Jonnie Keys, Euro Auctions operations manager, said, “This will be the single largest collection of used cranes ever assembled for sale in one place, anywhere in world.”
He added the auction was generating phenomenal interest around the world, as “all the cranes have been maintained in A-one condition and many have exceptionally low hours and come with some manufacturers’ warranty”.
On the flip side of this coin, a number of US-based sales professionals, dealing in used equipment, recently sat down with our sister title, American Cranes & Transport to discuss the trials and tribulations of operating in the second-hand cranes market.
Greg Steege, a partner at construction equipment dealership RTL Equipment, said, “Used rough terrains are pretty soft as are all terrains. With good, late-model crawlers there is activity, especially if you are willing to do a rental with a [rental] purchase option. The used truck crane market is active with the activity coming pretty much all over the US. It is a business that is not for the faint of heart and if you get into too much used [machinery] at the wrong numbers, it can really jeopardize a company.”
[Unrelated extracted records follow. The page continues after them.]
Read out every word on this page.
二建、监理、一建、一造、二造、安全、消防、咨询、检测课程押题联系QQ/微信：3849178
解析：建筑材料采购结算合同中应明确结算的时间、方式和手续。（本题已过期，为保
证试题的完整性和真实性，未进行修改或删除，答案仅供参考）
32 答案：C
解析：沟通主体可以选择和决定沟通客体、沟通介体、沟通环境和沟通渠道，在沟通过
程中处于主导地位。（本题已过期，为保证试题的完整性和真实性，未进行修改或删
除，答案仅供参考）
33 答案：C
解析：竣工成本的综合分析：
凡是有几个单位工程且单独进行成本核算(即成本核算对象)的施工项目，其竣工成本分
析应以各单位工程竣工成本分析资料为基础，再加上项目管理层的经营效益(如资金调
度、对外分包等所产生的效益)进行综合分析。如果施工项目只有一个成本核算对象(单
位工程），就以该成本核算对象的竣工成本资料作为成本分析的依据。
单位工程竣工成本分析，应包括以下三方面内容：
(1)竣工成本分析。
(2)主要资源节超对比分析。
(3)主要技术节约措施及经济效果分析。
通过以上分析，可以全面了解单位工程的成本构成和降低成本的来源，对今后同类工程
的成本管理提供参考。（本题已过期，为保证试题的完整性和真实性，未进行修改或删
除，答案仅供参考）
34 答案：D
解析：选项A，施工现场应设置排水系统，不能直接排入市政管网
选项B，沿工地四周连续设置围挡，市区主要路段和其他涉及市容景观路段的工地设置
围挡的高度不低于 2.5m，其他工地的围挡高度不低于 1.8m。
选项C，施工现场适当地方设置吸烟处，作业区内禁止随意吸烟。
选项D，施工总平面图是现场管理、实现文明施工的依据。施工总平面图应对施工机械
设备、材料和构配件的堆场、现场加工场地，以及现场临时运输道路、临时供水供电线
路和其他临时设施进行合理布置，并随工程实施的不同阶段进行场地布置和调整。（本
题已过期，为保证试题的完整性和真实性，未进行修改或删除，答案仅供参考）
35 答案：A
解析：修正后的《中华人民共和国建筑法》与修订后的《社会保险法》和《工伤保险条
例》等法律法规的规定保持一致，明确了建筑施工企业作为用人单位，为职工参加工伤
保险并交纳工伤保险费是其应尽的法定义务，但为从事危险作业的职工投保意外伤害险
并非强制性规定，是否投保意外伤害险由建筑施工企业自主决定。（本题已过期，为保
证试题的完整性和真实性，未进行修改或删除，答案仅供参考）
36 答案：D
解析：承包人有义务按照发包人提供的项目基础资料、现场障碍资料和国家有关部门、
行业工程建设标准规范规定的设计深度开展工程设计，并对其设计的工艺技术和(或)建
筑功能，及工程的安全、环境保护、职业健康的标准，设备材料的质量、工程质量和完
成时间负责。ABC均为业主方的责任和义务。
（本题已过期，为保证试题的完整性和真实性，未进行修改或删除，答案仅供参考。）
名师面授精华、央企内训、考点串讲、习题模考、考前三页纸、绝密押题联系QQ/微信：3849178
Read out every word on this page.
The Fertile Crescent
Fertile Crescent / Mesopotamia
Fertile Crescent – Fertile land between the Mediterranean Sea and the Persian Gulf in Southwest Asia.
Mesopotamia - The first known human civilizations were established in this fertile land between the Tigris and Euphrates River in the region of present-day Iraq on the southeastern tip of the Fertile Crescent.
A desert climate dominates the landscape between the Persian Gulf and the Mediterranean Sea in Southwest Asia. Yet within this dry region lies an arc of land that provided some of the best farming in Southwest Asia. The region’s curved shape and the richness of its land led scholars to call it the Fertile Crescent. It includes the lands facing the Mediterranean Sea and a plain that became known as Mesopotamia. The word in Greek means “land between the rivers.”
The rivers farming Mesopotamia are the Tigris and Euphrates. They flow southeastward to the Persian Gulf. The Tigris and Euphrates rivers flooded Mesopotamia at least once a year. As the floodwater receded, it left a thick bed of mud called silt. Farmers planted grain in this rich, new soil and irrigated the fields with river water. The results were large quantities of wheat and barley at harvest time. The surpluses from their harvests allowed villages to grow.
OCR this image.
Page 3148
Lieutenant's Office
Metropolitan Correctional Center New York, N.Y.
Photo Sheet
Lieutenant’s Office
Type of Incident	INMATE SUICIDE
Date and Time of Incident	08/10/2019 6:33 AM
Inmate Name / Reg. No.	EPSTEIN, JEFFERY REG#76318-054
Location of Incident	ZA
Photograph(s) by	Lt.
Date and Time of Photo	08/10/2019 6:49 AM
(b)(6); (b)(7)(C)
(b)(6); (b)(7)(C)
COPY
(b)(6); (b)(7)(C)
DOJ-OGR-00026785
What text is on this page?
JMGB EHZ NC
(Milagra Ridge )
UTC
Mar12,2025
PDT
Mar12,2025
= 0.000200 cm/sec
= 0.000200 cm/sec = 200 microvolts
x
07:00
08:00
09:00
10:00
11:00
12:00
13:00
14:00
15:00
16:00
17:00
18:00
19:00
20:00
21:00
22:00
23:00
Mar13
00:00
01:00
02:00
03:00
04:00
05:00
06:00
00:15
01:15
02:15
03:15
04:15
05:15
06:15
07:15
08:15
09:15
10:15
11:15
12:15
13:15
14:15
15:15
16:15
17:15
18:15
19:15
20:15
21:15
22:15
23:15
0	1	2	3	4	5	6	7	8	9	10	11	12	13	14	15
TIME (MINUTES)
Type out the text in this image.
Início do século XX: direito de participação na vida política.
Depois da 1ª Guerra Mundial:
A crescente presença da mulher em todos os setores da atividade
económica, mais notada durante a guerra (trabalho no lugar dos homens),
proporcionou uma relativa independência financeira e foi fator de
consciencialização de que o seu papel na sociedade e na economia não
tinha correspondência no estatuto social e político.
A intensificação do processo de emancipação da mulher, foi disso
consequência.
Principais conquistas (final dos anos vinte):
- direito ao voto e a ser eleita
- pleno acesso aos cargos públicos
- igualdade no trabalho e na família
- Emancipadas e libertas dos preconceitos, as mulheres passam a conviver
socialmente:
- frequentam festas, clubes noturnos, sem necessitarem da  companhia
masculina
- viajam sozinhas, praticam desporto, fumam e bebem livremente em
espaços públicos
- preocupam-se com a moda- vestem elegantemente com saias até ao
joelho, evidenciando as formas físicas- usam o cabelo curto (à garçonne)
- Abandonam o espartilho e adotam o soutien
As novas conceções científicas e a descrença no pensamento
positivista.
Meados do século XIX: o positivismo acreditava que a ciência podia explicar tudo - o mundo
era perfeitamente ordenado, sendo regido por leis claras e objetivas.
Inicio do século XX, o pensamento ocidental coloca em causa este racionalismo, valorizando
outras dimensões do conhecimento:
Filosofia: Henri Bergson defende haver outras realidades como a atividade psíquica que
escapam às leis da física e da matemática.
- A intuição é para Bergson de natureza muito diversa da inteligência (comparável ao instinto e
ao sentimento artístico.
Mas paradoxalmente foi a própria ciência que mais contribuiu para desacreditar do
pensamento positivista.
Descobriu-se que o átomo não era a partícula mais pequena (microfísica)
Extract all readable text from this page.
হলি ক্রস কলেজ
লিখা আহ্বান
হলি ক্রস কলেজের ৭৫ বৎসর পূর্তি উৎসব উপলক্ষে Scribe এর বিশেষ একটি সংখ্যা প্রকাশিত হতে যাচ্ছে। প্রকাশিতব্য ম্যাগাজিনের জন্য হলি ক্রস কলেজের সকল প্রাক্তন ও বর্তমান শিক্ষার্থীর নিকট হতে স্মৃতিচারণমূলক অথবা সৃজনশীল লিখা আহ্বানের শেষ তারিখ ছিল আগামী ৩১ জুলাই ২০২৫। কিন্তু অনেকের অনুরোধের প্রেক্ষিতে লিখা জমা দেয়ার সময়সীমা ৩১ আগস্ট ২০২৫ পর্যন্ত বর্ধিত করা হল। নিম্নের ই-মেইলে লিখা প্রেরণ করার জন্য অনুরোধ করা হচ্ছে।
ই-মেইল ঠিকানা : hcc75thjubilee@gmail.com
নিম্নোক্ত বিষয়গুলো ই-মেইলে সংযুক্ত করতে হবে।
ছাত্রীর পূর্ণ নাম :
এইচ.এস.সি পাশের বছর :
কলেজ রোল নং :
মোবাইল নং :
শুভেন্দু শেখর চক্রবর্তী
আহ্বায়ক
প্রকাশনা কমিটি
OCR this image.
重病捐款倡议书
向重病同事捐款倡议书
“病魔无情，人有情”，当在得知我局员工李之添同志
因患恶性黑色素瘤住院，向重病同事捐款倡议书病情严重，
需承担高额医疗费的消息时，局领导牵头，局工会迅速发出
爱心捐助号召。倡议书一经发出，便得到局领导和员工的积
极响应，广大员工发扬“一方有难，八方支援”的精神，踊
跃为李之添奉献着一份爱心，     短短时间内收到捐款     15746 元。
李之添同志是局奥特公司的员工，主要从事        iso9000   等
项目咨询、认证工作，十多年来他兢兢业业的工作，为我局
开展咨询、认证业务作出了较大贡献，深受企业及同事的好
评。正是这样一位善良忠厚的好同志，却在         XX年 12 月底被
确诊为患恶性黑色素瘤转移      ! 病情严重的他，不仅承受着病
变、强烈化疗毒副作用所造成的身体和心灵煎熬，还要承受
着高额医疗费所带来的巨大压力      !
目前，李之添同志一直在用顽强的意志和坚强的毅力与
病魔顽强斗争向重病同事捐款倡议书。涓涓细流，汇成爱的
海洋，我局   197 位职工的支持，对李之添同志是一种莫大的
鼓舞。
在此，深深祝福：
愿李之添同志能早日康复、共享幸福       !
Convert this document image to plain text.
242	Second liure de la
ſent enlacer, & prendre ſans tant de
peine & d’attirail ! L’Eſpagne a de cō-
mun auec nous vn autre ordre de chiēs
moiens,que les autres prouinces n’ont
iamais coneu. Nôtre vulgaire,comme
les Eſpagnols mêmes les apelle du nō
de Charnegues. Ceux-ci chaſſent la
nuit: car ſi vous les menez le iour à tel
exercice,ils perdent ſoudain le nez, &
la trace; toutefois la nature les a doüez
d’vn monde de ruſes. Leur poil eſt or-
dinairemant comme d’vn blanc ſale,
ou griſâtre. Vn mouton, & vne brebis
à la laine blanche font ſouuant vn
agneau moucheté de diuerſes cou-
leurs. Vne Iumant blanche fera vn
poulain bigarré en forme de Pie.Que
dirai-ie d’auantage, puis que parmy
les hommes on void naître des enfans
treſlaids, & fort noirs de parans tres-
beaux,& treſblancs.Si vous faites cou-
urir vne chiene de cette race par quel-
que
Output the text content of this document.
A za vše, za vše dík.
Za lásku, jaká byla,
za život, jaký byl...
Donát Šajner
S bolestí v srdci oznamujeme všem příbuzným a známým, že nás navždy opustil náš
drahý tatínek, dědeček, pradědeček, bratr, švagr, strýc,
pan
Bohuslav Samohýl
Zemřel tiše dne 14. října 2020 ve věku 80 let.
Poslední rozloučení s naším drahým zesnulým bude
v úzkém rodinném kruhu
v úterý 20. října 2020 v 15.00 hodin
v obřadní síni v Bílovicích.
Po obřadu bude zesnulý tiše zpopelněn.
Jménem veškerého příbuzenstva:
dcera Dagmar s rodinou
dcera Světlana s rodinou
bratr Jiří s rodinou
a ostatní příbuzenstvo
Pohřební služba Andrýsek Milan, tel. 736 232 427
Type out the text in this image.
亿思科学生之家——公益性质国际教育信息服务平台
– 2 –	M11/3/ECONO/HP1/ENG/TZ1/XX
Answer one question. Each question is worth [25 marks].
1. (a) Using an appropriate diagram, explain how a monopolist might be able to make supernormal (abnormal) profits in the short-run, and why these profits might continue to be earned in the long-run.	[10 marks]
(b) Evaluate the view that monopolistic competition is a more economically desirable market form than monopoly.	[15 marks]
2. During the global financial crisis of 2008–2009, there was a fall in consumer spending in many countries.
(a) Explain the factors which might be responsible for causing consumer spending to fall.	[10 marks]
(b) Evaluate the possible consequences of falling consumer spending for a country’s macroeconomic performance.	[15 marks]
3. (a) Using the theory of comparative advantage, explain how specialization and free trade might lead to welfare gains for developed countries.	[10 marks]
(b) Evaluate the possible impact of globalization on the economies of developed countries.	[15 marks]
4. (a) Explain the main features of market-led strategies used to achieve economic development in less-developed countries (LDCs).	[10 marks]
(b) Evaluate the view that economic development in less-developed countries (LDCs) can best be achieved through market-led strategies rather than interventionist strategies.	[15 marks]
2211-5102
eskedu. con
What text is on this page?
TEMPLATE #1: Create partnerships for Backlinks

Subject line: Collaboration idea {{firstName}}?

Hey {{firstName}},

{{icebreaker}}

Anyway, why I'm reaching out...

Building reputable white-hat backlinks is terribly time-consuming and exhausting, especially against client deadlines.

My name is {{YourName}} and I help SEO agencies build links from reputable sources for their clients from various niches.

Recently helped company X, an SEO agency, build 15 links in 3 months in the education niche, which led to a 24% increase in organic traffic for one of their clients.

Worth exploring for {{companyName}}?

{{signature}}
Clint Wood, chief operating officer of equipment sales portal Crane Network, said, “In anything smaller than 200 tons [181 tonnes] it [a crane] sells way under loan-to-book value and especially less when liquidated through auction houses.
“We see all terrain cranes from Europe that are in very good to excellent condition selling for much less than what is on the market in North America. It is definitely time in our opinion to focus on crane and equipment rental and try to ride out the storm, so to speak.”
Wood concludes, “If you have needs for cranes we would likely recommend considering trade-in capabilities, lease to purchase and other non-conventional methods to protect your investments. New equipment pricing could only go down and is in this market trend. The strong get stronger, and the weak get weaker. This old adage will prevail in this market. Larger companies will recognise the patterns and acquire equipment
and companies to add to their ever-growing fleets. New equipment sales could only go down as well, including the pricing. The manufacturers are wise [about] the market and will create incentive plans to take new equipment and continue to harm the used crane sales marketplace through these programmes.”